Cloudera’s Vision for Cloud Coming Into Focus
Cloudera today unveiled a host of new cloud-based offerings — including Cloudera Altus Shared Data Experience (SDX), a cloud-based machine learning offering, and a cloud-based SQL data warehouse offering — that get it one step closer to meeting its vision for the type of secure yet flexible, cloud-based data processing capabilities that its clients demand.
The cloud era for Cloudera is here. The company says 20% of its customers are already running on public cloud, a figure that it expects to grow to 60% within a few years thanks to its various Cloudera Altus offerings that run on Amazon Web Services, Microsoft Azure, and (eventually) Google Cloud Compute.
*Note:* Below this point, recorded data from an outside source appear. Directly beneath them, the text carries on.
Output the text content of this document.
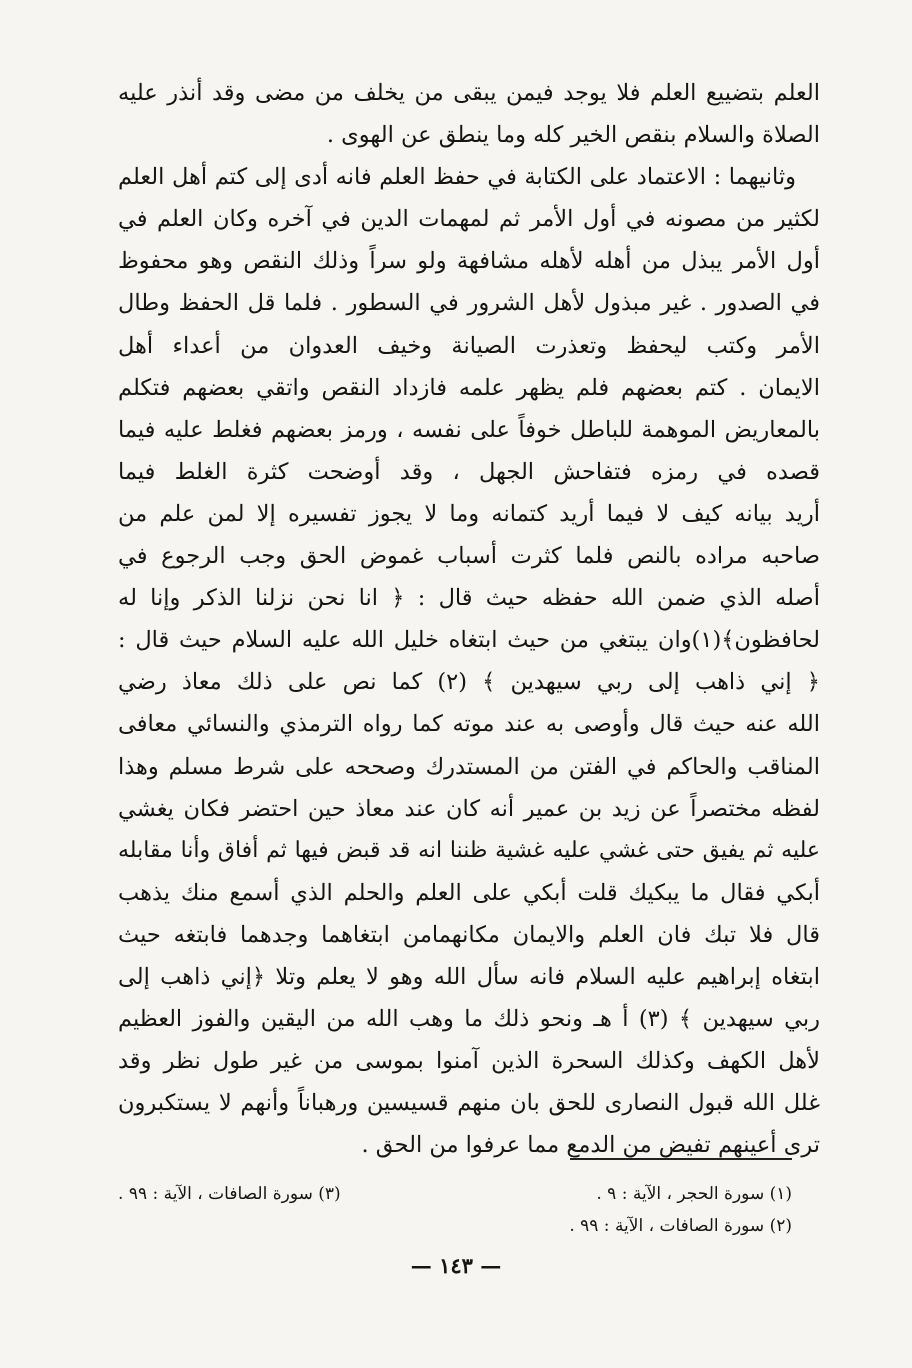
العلم بتضييع العلم فلا يوجد فيمن يبقى من يخلف من مضى وقد أنذر عليه
الصلاة والسلام بنقص الخير كله وما ينطق عن الهوى .
وثانيهما : الاعتماد على الكتابة في حفظ العلم فانه أدى إلى كتم أهل العلم
لكثير من مصونه في أول الأمر ثم لمهمات الدين في آخره وكان العلم في
أول الأمر يبذل من أهله لأهله مشافهة ولو سراً وذلك النقص وهو محفوظ
في الصدور . غير مبذول لأهل الشرور في السطور . فلما قل الحفظ وطال
الأمر وكتب ليحفظ وتعذرت الصيانة وخيف العدوان من أعداء أهل
الايمان . كتم بعضهم فلم يظهر علمه فازداد النقص واتقي بعضهم فتكلم
بالمعاريض الموهمة للباطل خوفاً على نفسه ، ورمز بعضهم فغلط عليه فيما
قصده في رمزه فتفاحش الجهل ، وقد أوضحت كثرة الغلط فيما
أريد بيانه كيف لا فيما أريد كتمانه وما لا يجوز تفسيره إلا لمن علم من
صاحبه مراده بالنص فلما كثرت أسباب غموض الحق وجب الرجوع في
أصله الذي ضمن الله حفظه حيث قال : ﴿ انا نحن نزلنا الذكر وإنا له
لحافظون﴾(١)وان يبتغي من حيث ابتغاه خليل الله عليه السلام حيث قال :
﴿ إني ذاهب إلى ربي سيهدين ﴾ (٢) كما نص على ذلك معاذ رضي
الله عنه حيث قال وأوصى به عند موته كما رواه الترمذي والنسائي معافى
المناقب والحاكم في الفتن من المستدرك وصححه على شرط مسلم وهذا
لفظه مختصراً عن زيد بن عمير أنه كان عند معاذ حين احتضر فكان يغشي
عليه ثم يفيق حتى غشي عليه غشية ظننا انه قد قبض فيها ثم أفاق وأنا مقابله
أبكي فقال ما يبكيك قلت أبكي على العلم والحلم الذي أسمع منك يذهب
قال فلا تبك فان العلم والايمان مكانهمامن ابتغاهما وجدهما فابتغه حيث
ابتغاه إبراهيم عليه السلام فانه سأل الله وهو لا يعلم وتلا ﴿إني ذاهب إلى
ربي سيهدين ﴾ (٣) أ هـ ونحو ذلك ما وهب الله من اليقين والفوز العظيم
لأهل الكهف وكذلك السحرة الذين آمنوا بموسى من غير طول نظر وقد
غلل الله قبول النصارى للحق بان منهم قسيسين ورهباناً وأنهم لا يستكبرون
ترى أعينهم تفيض من الدمع مما عرفوا من الحق .
(١) سورة الحجر ، الآية : ٩ .
(٣) سورة الصافات ، الآية : ٩٩ .
(٢) سورة الصافات ، الآية : ٩٩ .
— ١٤٣ —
The company has four specific software packages that it wants to get on the cloud, running in a managed, platform as a service (PaaS) manner, as opposed to infrastructure as a service (IaaS), where the management is left to the customer. The first was Altus Data Engineering, which is focused on data ingest and transformation tasks, and includes Spark, Hive, Hive on Spark, and MapReduce2 engines. The second was Altus Analytic DB, which it unveiled last fall to provide an Impala-based SQL data warehouse.
Today, Cloudera announced the beginning of the beta for Altus Data Science, which will bring R- and Python-based machine learning workloads to a platform as a service (PaaS) environment. The fourth package will be an operational database that features HBase, which the company expects to unveil later this year.
Getting all these four SKUs working together and sharing data across four major deployment options (IaaS public clouds, bare metal public cloud, private cloud, and on-prem) in a secure and governed manner is a major engineering effort, which is why Cloudera is taking a phased approach to the roll-out of its so-called “four-by-four-by-one” strategy. SDX is a critical part of this voyage to the cloud.
SDX, which was first unveiled at the Strata Data Conference in New York City last fall, serves as a common metadata framework that allows various processing engines in Cloudera’s platform to share information that’s important for providing security, governance, and workload management.
Up to this point, SDX has only been available for on-premise customers who manage workloads using Cloudera Director. In that role, SDX helped to provide a standard way to take data from, say, an ETL process running in Spark and make it available for a BI workload in Impala.
With Altus SDX, Cloudera is now giving its Altus cloud customers the same capability to streamline and standardize metadata management across different workloads across their Cloudera cluster. It’s all about giving customers the capabilities they need to make the most of their data, says Mala Ramakrishnan, who works in product management and marketing for Cloudera.
“It’s standardization, it’s saving costs, it’s saving resources and time,” Ramakrishnan tells Datanami. “It gives you the flexibility to spin up and spin down clusters reliably in order to execute the workloads that you need. Without it what would happen is each time you’d actually have to sit down and configure it. It could be error prone if you have to do it manually each time.”
Sharing data across different data processing engines wasn’t important when there was only a single cloud offering, Altus Data Engineering. But as Cloudera offers more pre-configured and managed cloud offerings, SDX will serve as the common metadata substrate for sharing data and cutting across silos, says David Tishgart, who works in product marketing at Cloudera.
“SDX wasn’t necessarily important when we announced Cloudera Altus initially because Altus was single function,” he says. “Now we’ve announced Altus Analytic DB beta at the end of year. We’re talking about Altus Data Science coming soon. So Altus is now a significantly more robust platform and multi-function and there it needs something like SDX to deliver that shared data experience and allow customer to build more complex workloads and develop applications that really help the business.”
Big data applications like recommendation engines or next-best-offer systems will typically touch multiple engines and pull data from multiple places. “All these workloads that require multiple functions running together in a seamless environment, which are very difficult to create on a cloud today that has siloed analytic applications,” Tishgart says.
The majority of Cloudera customers are either in the cloud or testing the cloud waters at the moment, and Cloudera is evolving its cloud strategy to be ready to support its customers. “Cloud is the future,” Ramakrishnan says. “We do expect that about 60% of our base is going to move to the cloud in another next few years and so we’re planning toward that.”
SDX plays a critical role in supporting Cloudera’s four-by-four-by-one strategy. “Most of [our customers] are going to be migrating to the public cloud over the next few years. But it’s not like you wake up one day and everything’s all on AWS or Azure,” she continues. “While we’re going through the process, we have a unified framework that will be able to solve all the data management needs and be the data management platform choice, whether you’re on the private cloud, public cloud, bare metal or the fourth option – choosing to host your own products in an IaaS and manage it yourself.”